Detection of Single-Nucleotide Polymorphisms (SNPs)
Differences
between the DNA sequences of individuals and species are
due to alterations of the four-letter ACGT code. Most such alterations are
not newly-arisen "mutations" between the previous and
present generations, but rather persistent variation present in
populations, called single-nucleotide
polymorphisms or SNPs. The image is a portion of an Applied
Biosystem Automated DNA sequencer chromatogram.The
top window shows an 80-nucleotide stretch of DNA from a
group of eight Atlantic Cod. Black dots in the upper
window flag positions at which one individual differs by a
single SNP from the others. The grey bracket
frames an eight-base region with two SNPs, for which the
chromatogram data are shown in the lower window.
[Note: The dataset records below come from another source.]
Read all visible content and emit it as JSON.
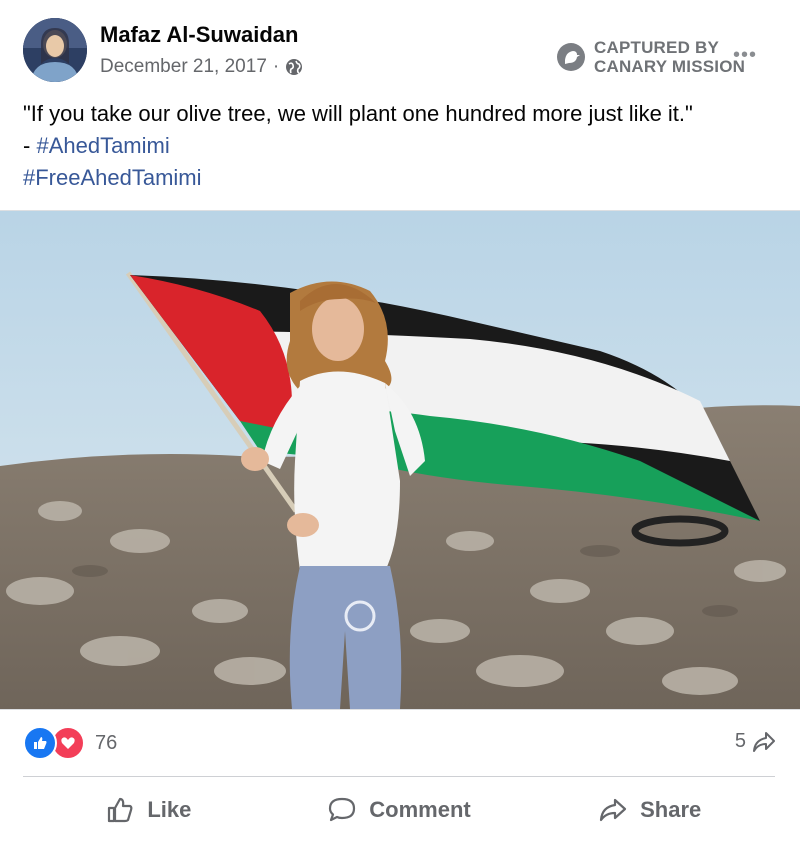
{
  "post": {
    "author": "Mafaz Al-Suwaidan",
    "date": "December 21, 2017",
    "separator": "·",
    "privacy_icon": "globe-icon",
    "watermark": {
      "line1": "CAPTURED BY",
      "line2": "CANARY MISSION"
    },
    "more_icon": "more-options-icon",
    "text_line1": "\"If you take our olive tree, we will plant one hundred more just like it.\"",
    "text_line2_prefix": "- ",
    "hashtag1": "#AhedTamimi",
    "hashtag2": "#FreeAhedTamimi",
    "photo_icon": "photo-flag-girl"
  },
  "engagement": {
    "reaction_count": "76",
    "share_count": "5",
    "reaction_icons": [
      "like-reaction-icon",
      "love-reaction-icon"
    ]
  },
  "actions": {
    "like": "Like",
    "comment": "Comment",
    "share": "Share"
  },
  "colors": {
    "hashtag": "#385898",
    "like_blue": "#1877f2",
    "love_red": "#f33e58",
    "flag_red": "#d9242b",
    "flag_green": "#17a05a"
  }
}
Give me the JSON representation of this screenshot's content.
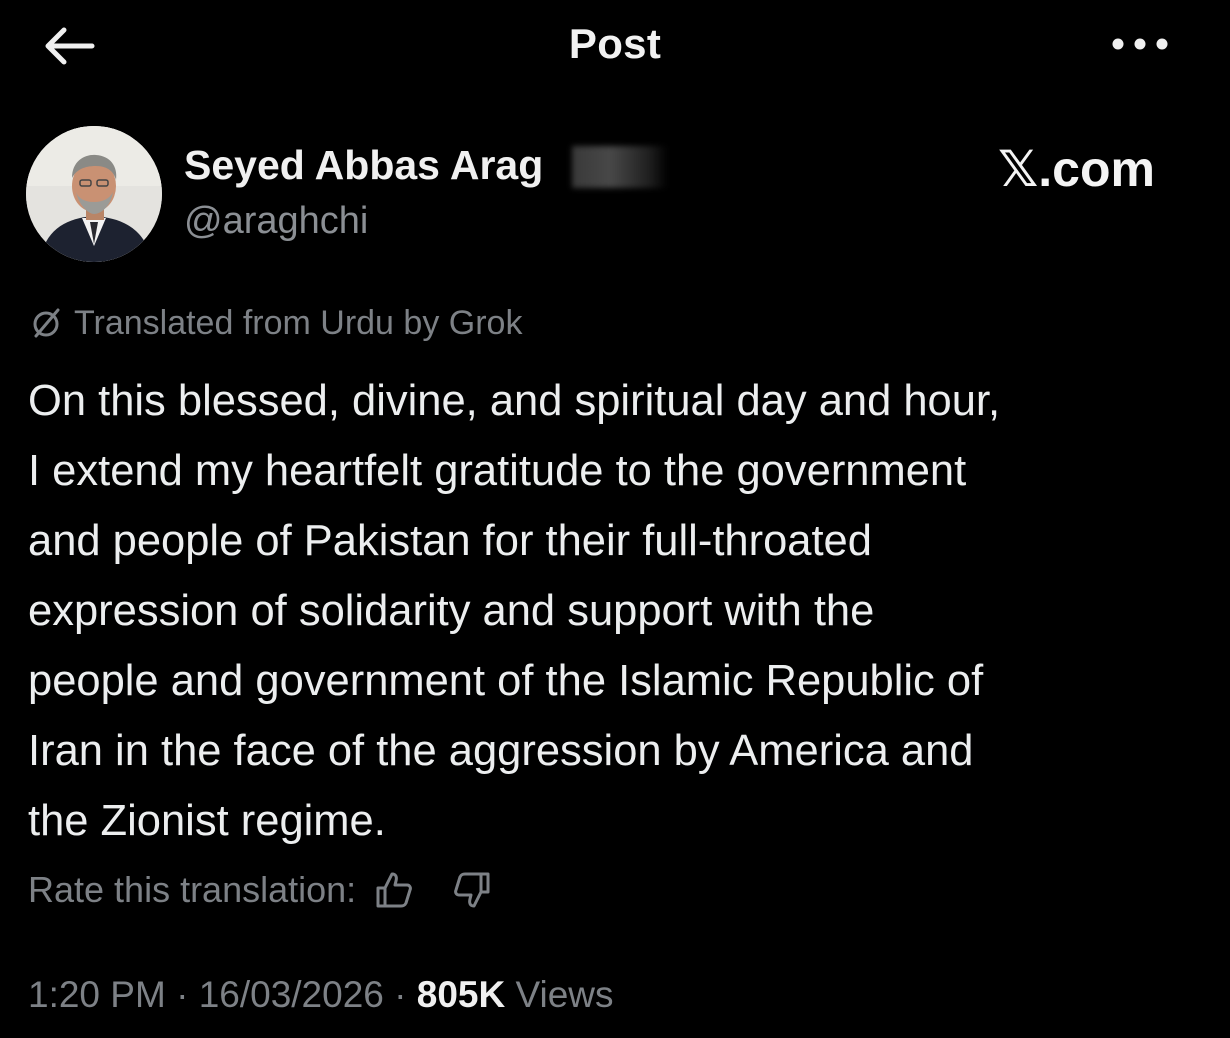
{
  "header": {
    "title": "Post",
    "back_icon": "arrow-left-icon",
    "more_icon": "more-horizontal-icon"
  },
  "author": {
    "name": "Seyed Abbas Arag",
    "handle": "@araghchi"
  },
  "watermark": "𝕏.com",
  "translation_notice": "Translated from Urdu by Grok",
  "post_lines": [
    "On this blessed, divine, and spiritual day and hour,",
    "I extend my heartfelt gratitude to the government",
    "and people of Pakistan for their full-throated",
    "expression of solidarity and support with the",
    "people and government of the Islamic Republic of",
    "Iran in the face of the aggression by America and",
    "the Zionist regime."
  ],
  "rating": {
    "label": "Rate this translation:",
    "up_icon": "thumbs-up-icon",
    "down_icon": "thumbs-down-icon"
  },
  "meta": {
    "time": "1:20 PM",
    "separator": "·",
    "date": "16/03/2026",
    "views_count": "805K",
    "views_label": "Views"
  },
  "colors": {
    "background": "#000000",
    "text_primary": "#e7e9ea",
    "text_secondary": "#7d8186"
  }
}
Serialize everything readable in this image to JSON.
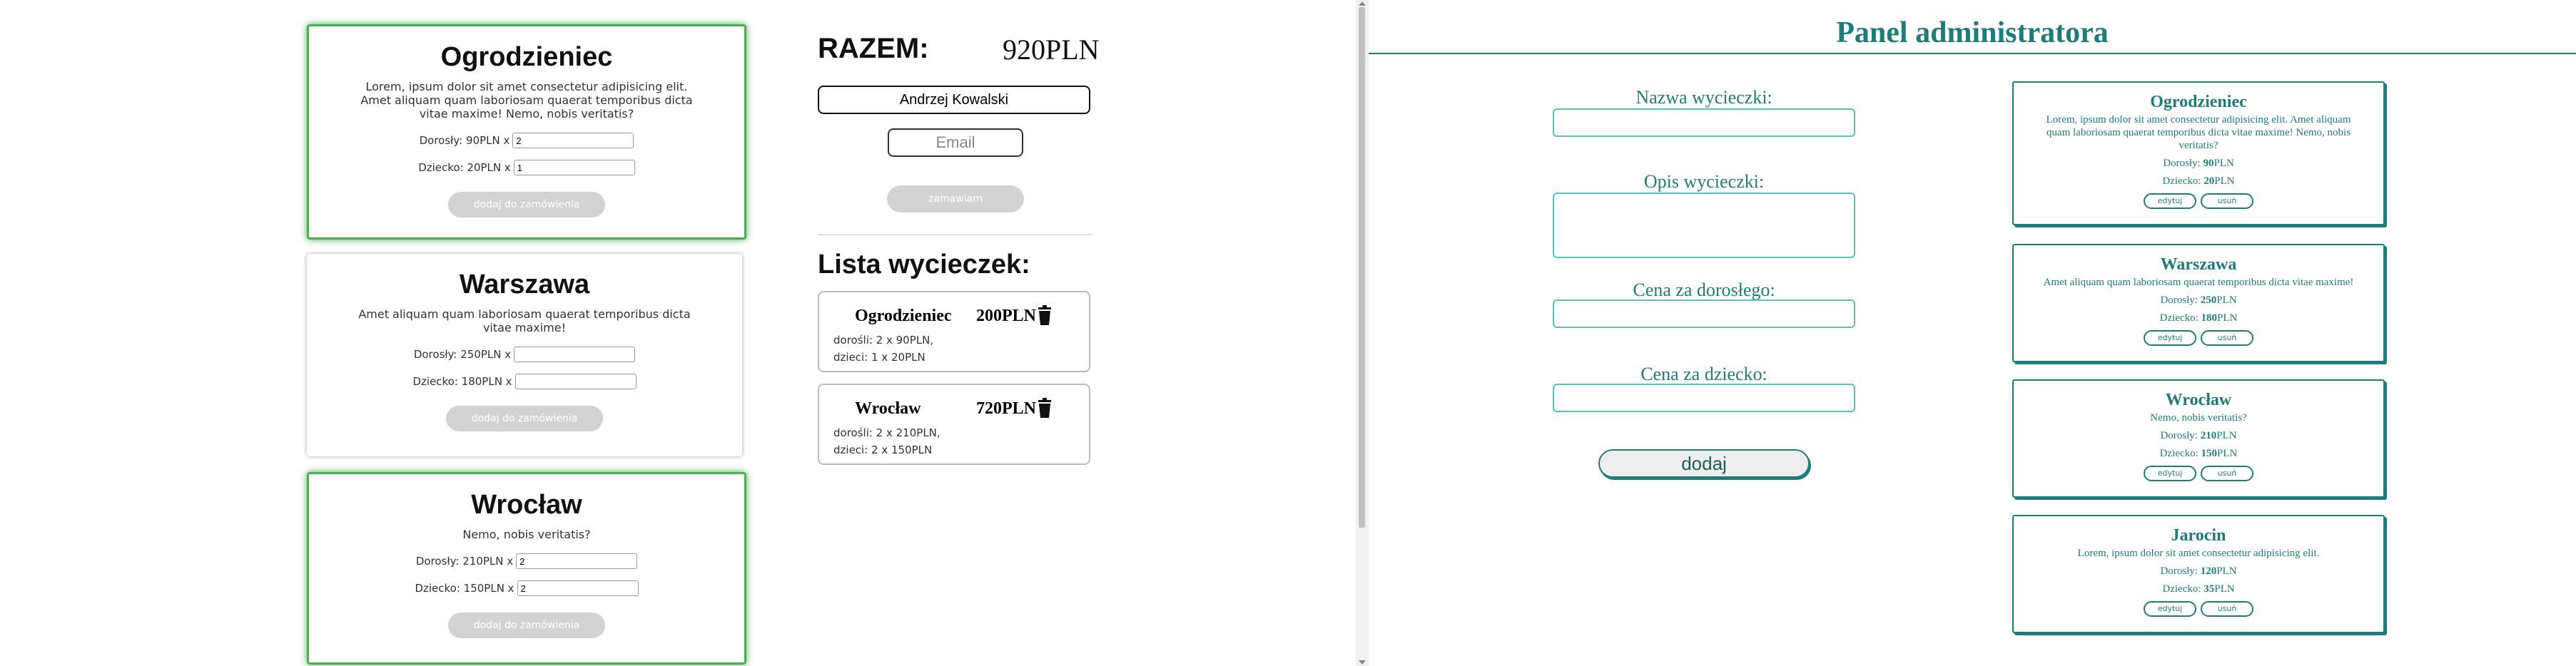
{
  "left_cards": [
    {
      "title": "Ogrodzieniec",
      "desc": "Lorem, ipsum dolor sit amet consectetur adipisicing elit. Amet aliquam quam laboriosam quaerat temporibus dicta vitae maxime! Nemo, nobis veritatis?",
      "adult_label": "Dorosły: 90PLN x",
      "adult_value": "2",
      "child_label": "Dziecko: 20PLN x",
      "child_value": "1",
      "button": "dodaj do zamówienia"
    },
    {
      "title": "Warszawa",
      "desc": "Amet aliquam quam laboriosam quaerat temporibus dicta vitae maxime!",
      "adult_label": "Dorosły: 250PLN x",
      "adult_value": "",
      "child_label": "Dziecko: 180PLN x",
      "child_value": "",
      "button": "dodaj do zamówienia"
    },
    {
      "title": "Wrocław",
      "desc": "Nemo, nobis veritatis?",
      "adult_label": "Dorosły: 210PLN x",
      "adult_value": "2",
      "child_label": "Dziecko: 150PLN x",
      "child_value": "2",
      "button": "dodaj do zamówienia"
    }
  ],
  "summary": {
    "razem_label": "RAZEM:",
    "razem_value": "920PLN",
    "name_value": "Andrzej Kowalski",
    "email_placeholder": "Email",
    "order_button": "zamawiam",
    "list_title": "Lista wycieczek:"
  },
  "trips": [
    {
      "name": "Ogrodzieniec",
      "price": "200PLN",
      "line1": "dorośli: 2 x 90PLN,",
      "line2": "dzieci: 1 x 20PLN"
    },
    {
      "name": "Wrocław",
      "price": "720PLN",
      "line1": "dorośli: 2 x 210PLN,",
      "line2": "dzieci: 2 x 150PLN"
    }
  ],
  "admin": {
    "title": "Panel administratora",
    "name_label": "Nazwa wycieczki:",
    "desc_label": "Opis wycieczki:",
    "adult_label": "Cena za dorosłego:",
    "child_label": "Cena za dziecko:",
    "add_button": "dodaj",
    "cards": [
      {
        "title": "Ogrodzieniec",
        "desc": "Lorem, ipsum dolor sit amet consectetur adipisicing elit. Amet aliquam quam laboriosam quaerat temporibus dicta vitae maxime! Nemo, nobis veritatis?",
        "adult_prefix": "Dorosły: ",
        "adult": "90",
        "adult_suffix": "PLN",
        "child_prefix": "Dziecko: ",
        "child": "20",
        "child_suffix": "PLN",
        "edit": "edytuj",
        "del": "usuń"
      },
      {
        "title": "Warszawa",
        "desc": "Amet aliquam quam laboriosam quaerat temporibus dicta vitae maxime!",
        "adult_prefix": "Dorosły: ",
        "adult": "250",
        "adult_suffix": "PLN",
        "child_prefix": "Dziecko: ",
        "child": "180",
        "child_suffix": "PLN",
        "edit": "edytuj",
        "del": "usuń"
      },
      {
        "title": "Wrocław",
        "desc": "Nemo, nobis veritatis?",
        "adult_prefix": "Dorosły: ",
        "adult": "210",
        "adult_suffix": "PLN",
        "child_prefix": "Dziecko: ",
        "child": "150",
        "child_suffix": "PLN",
        "edit": "edytuj",
        "del": "usuń"
      },
      {
        "title": "Jarocin",
        "desc": "Lorem, ipsum dolor sit amet consectetur adipisicing elit.",
        "adult_prefix": "Dorosły: ",
        "adult": "120",
        "adult_suffix": "PLN",
        "child_prefix": "Dziecko: ",
        "child": "35",
        "child_suffix": "PLN",
        "edit": "edytuj",
        "del": "usuń"
      }
    ]
  },
  "colors": {
    "accent": "#1f7c7c",
    "selected": "#4caf50",
    "disabled": "#d3d3d3"
  },
  "icons": {
    "trash": "trash-icon"
  }
}
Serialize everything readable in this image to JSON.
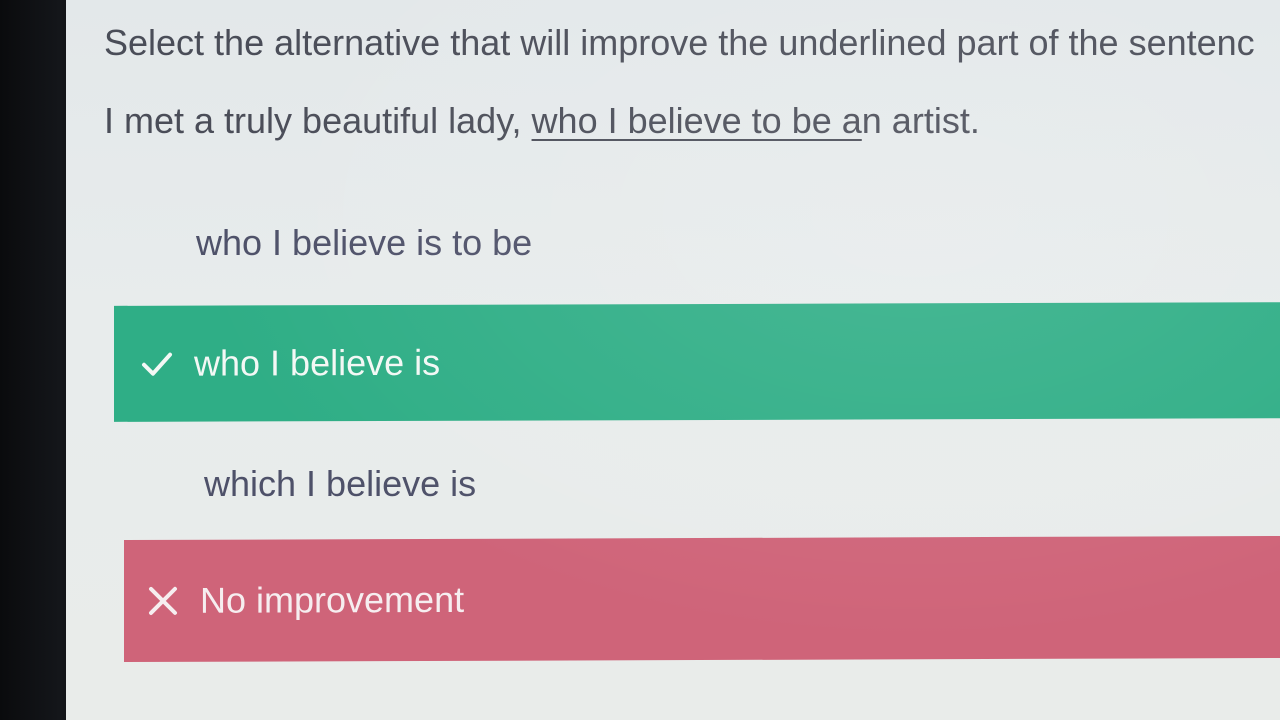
{
  "question": {
    "prompt": "Select the alternative that will improve the underlined part of the sentenc",
    "sentence_before": "I met a truly beautiful lady, ",
    "sentence_underlined": "who I believe to be a",
    "sentence_after": "n artist."
  },
  "options": [
    {
      "label": "who I believe is to be",
      "state": "unselected"
    },
    {
      "label": "who I believe is",
      "state": "correct",
      "icon": "checkmark-icon"
    },
    {
      "label": "which I believe is",
      "state": "unselected"
    },
    {
      "label": "No improvement",
      "state": "incorrect",
      "icon": "x-icon"
    }
  ],
  "colors": {
    "correct": "#2fae86",
    "incorrect": "#cf6479",
    "text": "#4a4d58",
    "background": "#e7ebeb"
  }
}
Most individuals have the sequence CACATAGG: individuals BS02
& BS11 share a CT SNP variant at the third
position (CATATAGG)
and individual BS03 has a unique AG SNP at the sixth position (CACATGGG).
Identification of such genetic differences among individuals or
species permits inferences about relationships among individuals
in time (genealogy) and space (phylogeography),
and the evolutionary history (phylogeny) of species. For
example, reconstruction of the pattern of SNP variation shows
that individuals BS02 and
BS03 are less
closely related to each other than either is to individual BS01.